Terkait masalah jalan provinsi dan nasional itu, kata Yuswir Arifin, Pemkab tak bisa berbuat apa-apa, karena itu bukan kewenangan daerah. “Nah, untuk itu kami sampaikan keluhan warga pada bapak gubernur,”sebut Yuswir Arifin.

Yuswir Arifin juga menyampaikan sejumlah keberhasilan daerah yang pernah ia pimpin termasuk soal wilayah hukum dan indek keberhasilan yang berada diposisi ke-69 di Indonesia dan ke-7 di Sumbar.

Plh Bupati Sijunjung, Zefnihan, AP, MSi, mengatakan, karena Covid-19, tidak dapat berkumpul secara bersama dan dilakukan kegiatan HJK itu secara virtual.

“Atas nama Pemkab menyampaikan selamat datang di Kabupaten Sijunjung. Saya mengapresiasi pada seluruh stakeholder atas kemajuan Sijunjung,”ucap Zefnihan.

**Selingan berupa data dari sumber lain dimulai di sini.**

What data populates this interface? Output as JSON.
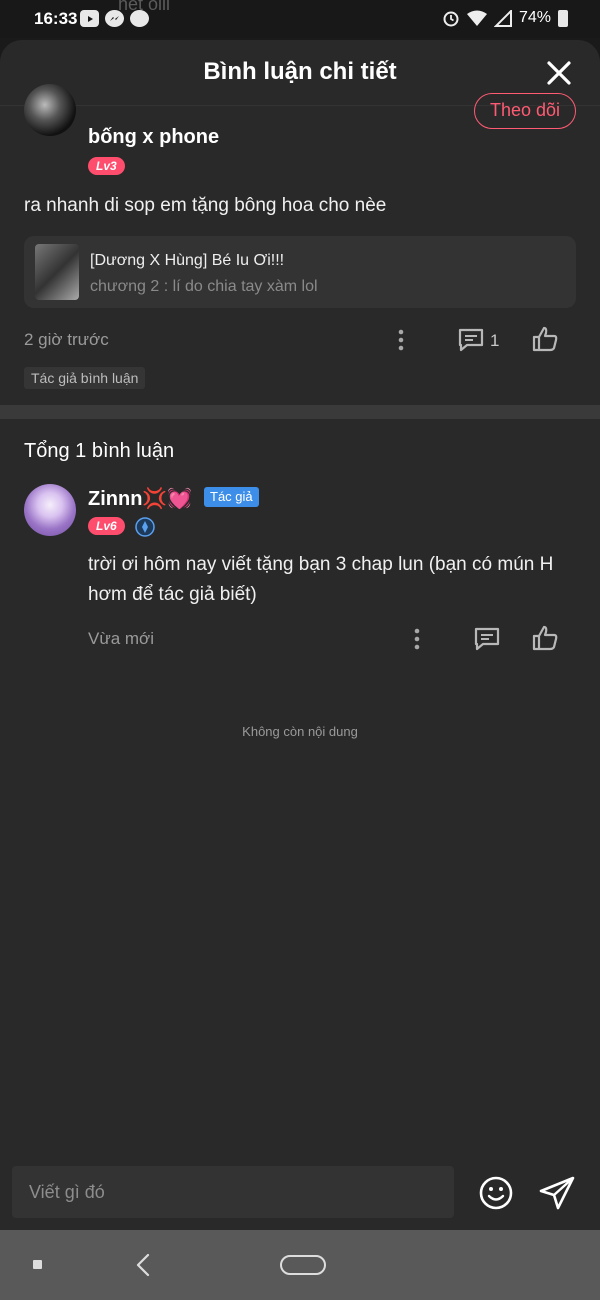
{
  "status_bar": {
    "time": "16:33",
    "ghost_text": "hết oiii",
    "battery": "74%"
  },
  "sheet": {
    "title": "Bình luận chi tiết"
  },
  "main_comment": {
    "username": "bống x phone",
    "level": "Lv3",
    "follow_label": "Theo dõi",
    "text": "ra nhanh di sop em tặng bông hoa cho nèe",
    "story": {
      "title": "[Dương X Hùng] Bé Iu Ơi!!!",
      "chapter": "chương 2 : lí do chia tay xàm lol"
    },
    "time": "2 giờ trước",
    "reply_count": "1",
    "tag": "Tác giả bình luận"
  },
  "replies": {
    "total_label": "Tổng 1 bình luận",
    "items": [
      {
        "username": "Zinnn💢💓",
        "author_badge": "Tác giả",
        "level": "Lv6",
        "text": "trời ơi hôm nay viết tặng bạn 3 chap lun (bạn có mún H hơm để tác giả biết)",
        "time": "Vừa mới"
      }
    ],
    "end_text": "Không còn nội dung"
  },
  "input": {
    "placeholder": "Viết gì đó"
  },
  "colors": {
    "accent": "#ff5b73",
    "level_badge": "#ff4d6d",
    "author_badge": "#3d8ee8",
    "sheet_bg": "#292929"
  },
  "icons": [
    "close-icon",
    "more-icon",
    "comment-icon",
    "like-icon",
    "emoji-icon",
    "send-icon",
    "verify-icon",
    "nav-recents-icon",
    "nav-back-icon",
    "nav-home-icon"
  ]
}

Plh Bupati Sijunjung juga menyampaikan kemajuan yang dicapai daerah itu, mulai soal ekonomi hingga pertumbuhan bidang pembangunan lainnya juga disampaikan. Bahkan soal Geopark Silokek dan objek wisata lainnya nya dipaparkan. Ia juga minta dukungan semua pihak. Bahkan soal keberhasilan yang dicapai Sijunjung juga disampaikan Plh Bupati Zefnihan termasuk soal kewilayahan hukum juga dipaparkannya.

Plh Bupati juga menyampaikan apresiasi pada Yuswir Arifin-Arrival Boy yang telah membangun Sijunjung secara bersama dengan semua lapisan masyarakat, DPRD dan semua pihak.

Plh Gubernur diwakili Asisten III Pemprov Sumbar, Nasir Ahmad, mengupas soal pemerintahan. “Peringatan hari jadi sebuah daerah merupakan semua momen yang harus kita maknai dan mengevaluasi diri untuk kemajuan suatu daerah untuk mewujudkan kesejahteraan masyarakat,”kata gubernur.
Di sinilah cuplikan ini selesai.